Two weeks ago at Red Rock Canyon. A far cry from Boston.
It just dawned on me that, freed from the clutches of parents.com, I can write anything I want, in any format, on any topic.
Today it goes like this: The sex lives of adults exists in such stark contrast to the childhoods of the children they are raising, tucking into bed each night, reading to from the Berenstain Bears, teaching to ride a bicycle.
The bedrooms of parents filled with tears and sweat, broken dreams, betrayal, lust, desire. Down the hall a child sleeps with a teddy bear, dreams with a pacifier, lips apart, eyes closed, arms and legs outstretched. A humidifier hums, a baby monitor one-way witness to new beginning, a lifetime yet lived, blank slate, potential, a world of possibility.
Listen to the breaths taken in and out, in and out while your wife removes her make-up, dries her tears, covers her breasts in an oversized t-shirt. While your husband brushes his teeth, lifts the toilet seat to let flow a stream of urine careful like you told him. While you find your place in the book you have been reading for over a month. While you wonder whether to kiss him first, kiss her first, touch his arm, touch her breast, touch or ask, ask or touch.

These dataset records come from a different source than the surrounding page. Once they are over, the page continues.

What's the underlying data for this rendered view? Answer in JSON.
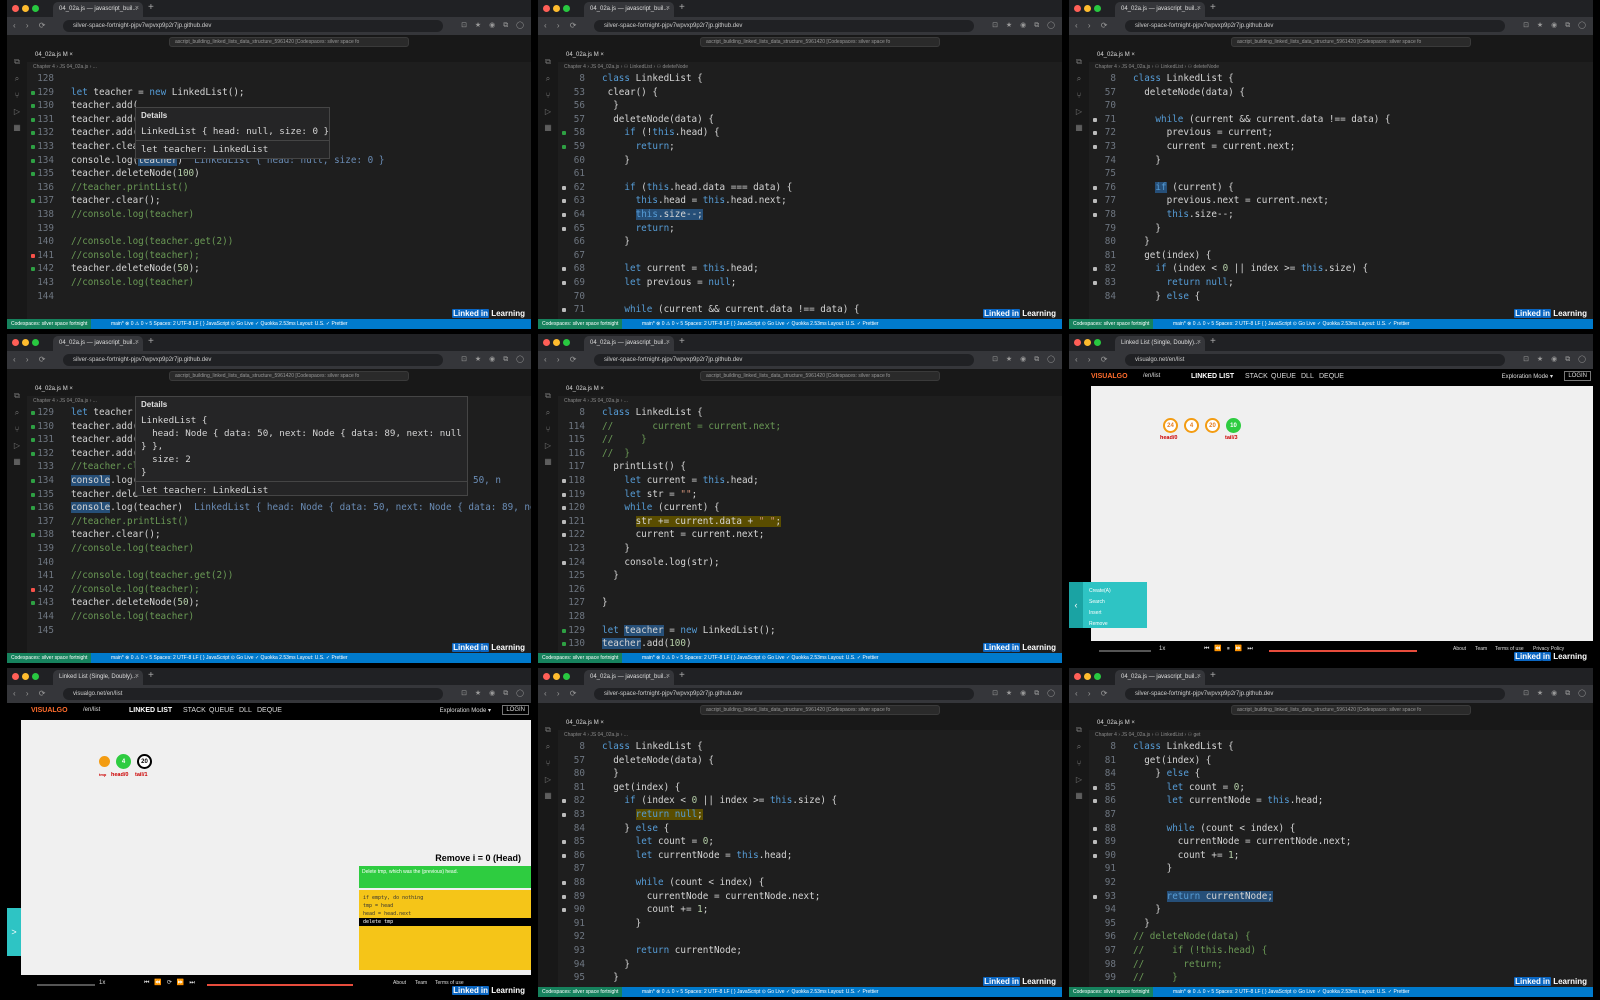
{
  "browser": {
    "tab_editor": "04_02a.js — javascript_buil...",
    "tab_visualgo": "Linked List (Single, Doubly)...",
    "tab_close": "×",
    "new_tab": "+",
    "url_codespace": "silver-space-fortnight-pjpv7wpvxp9p2r7jp.github.dev",
    "url_visualgo": "visualgo.net/en/list",
    "nav_icons": "‹ › ⟳",
    "right_icons": "⊡ ★ ◉ ⧉ ◯"
  },
  "vscode": {
    "command_center": "ascript_building_linked_lists_data_structure_5961420 [Codespaces: silver space fo",
    "editor_tab": "04_02a.js M  ×",
    "activity_icons": [
      "⧉",
      "⌕",
      "⑂",
      "▷",
      "▦",
      "◎",
      "◷"
    ],
    "status_remote": "Codespaces: silver space fortnight",
    "status_text": "main*  ⊗ 0 ⚠ 0  ⑂ 5   Spaces: 2   UTF-8   LF   { } JavaScript   ⊙ Go Live   ✓ Quokka 2.53ms   Layout: U.S.   ✓ Prettier",
    "linkedin_pre": "Linked",
    "linkedin_in": "in",
    "linkedin_post": " Learning"
  },
  "tile1": {
    "breadcrumb": "Chapter 4 › JS 04_02a.js › ...",
    "hover": {
      "title": "Details",
      "value": "LinkedList { head: null, size: 0 }",
      "sig": "let teacher: LinkedList"
    },
    "inlay": "LinkedList { head: null, size: 0 }"
  },
  "tile2": {
    "breadcrumb": "Chapter 4 › JS 04_02a.js › ⚇ LinkedList › ⚇ deleteNode"
  },
  "tile3": {
    "breadcrumb": "Chapter 4 › JS 04_02a.js › ⚇ LinkedList › ⚇ deleteNode"
  },
  "tile4": {
    "breadcrumb": "Chapter 4 › JS 04_02a.js › ...",
    "hover": {
      "title": "Details",
      "line1": "LinkedList {",
      "line2": "  head: Node { data: 50, next: Node { data: 89, next: null",
      "line3": "} },",
      "line4": "  size: 2",
      "line5": "}",
      "sig": "let teacher: LinkedList"
    },
    "inlay": "LinkedList { head: Node { data: 50, next: Node { data: 89, ne",
    "inlay_top": "ata: 50, n"
  },
  "tile5": {
    "breadcrumb": "Chapter 4 › JS 04_02a.js › ..."
  },
  "tile7": {
    "breadcrumb": "Chapter 4 › JS 04_02a.js › ..."
  },
  "tile9": {
    "breadcrumb": "Chapter 4 › JS 04_02a.js › ⚇ LinkedList › ⚇ get"
  },
  "visualgo": {
    "logo": "VISUALGO",
    "lang": "/en/list",
    "menu": [
      "LINKED LIST",
      "STACK",
      "QUEUE",
      "DLL",
      "DEQUE"
    ],
    "mode": "Exploration Mode ▾",
    "login": "LOGIN",
    "panel_items": [
      "Create(A)",
      "Search",
      "Insert",
      "Remove"
    ],
    "footer_links": [
      "About",
      "Team",
      "Terms of use",
      "Privacy Policy"
    ],
    "speed": "1x",
    "collapse": "‹",
    "expand": ">",
    "list_a": {
      "nodes": [
        "24",
        "4",
        "20",
        "10"
      ],
      "head": "head/0",
      "tail": "tail/3"
    },
    "list_b": {
      "nodes": [
        "24",
        "4",
        "20"
      ],
      "tmp": "tmp",
      "head": "head/0",
      "tail": "tail/1"
    },
    "remove_title": "Remove i = 0 (Head)",
    "remove_desc": "Delete tmp, which was the (previous) head.",
    "pseudo": [
      "if empty, do nothing",
      "tmp = head",
      "head = head.next",
      "delete tmp"
    ]
  }
}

In and out, in and out, from the room down the hall, soft breathing, your own flesh and blood reborn, a second chance. You want there to be nothing in your child’s way, no thought or fear or limitation like that which stops you before touching your wife’s arm, your husband’s shoulder, from asking, touching, asking, for something you know not even what any more.
Such rain here today, like you wouldn't believe.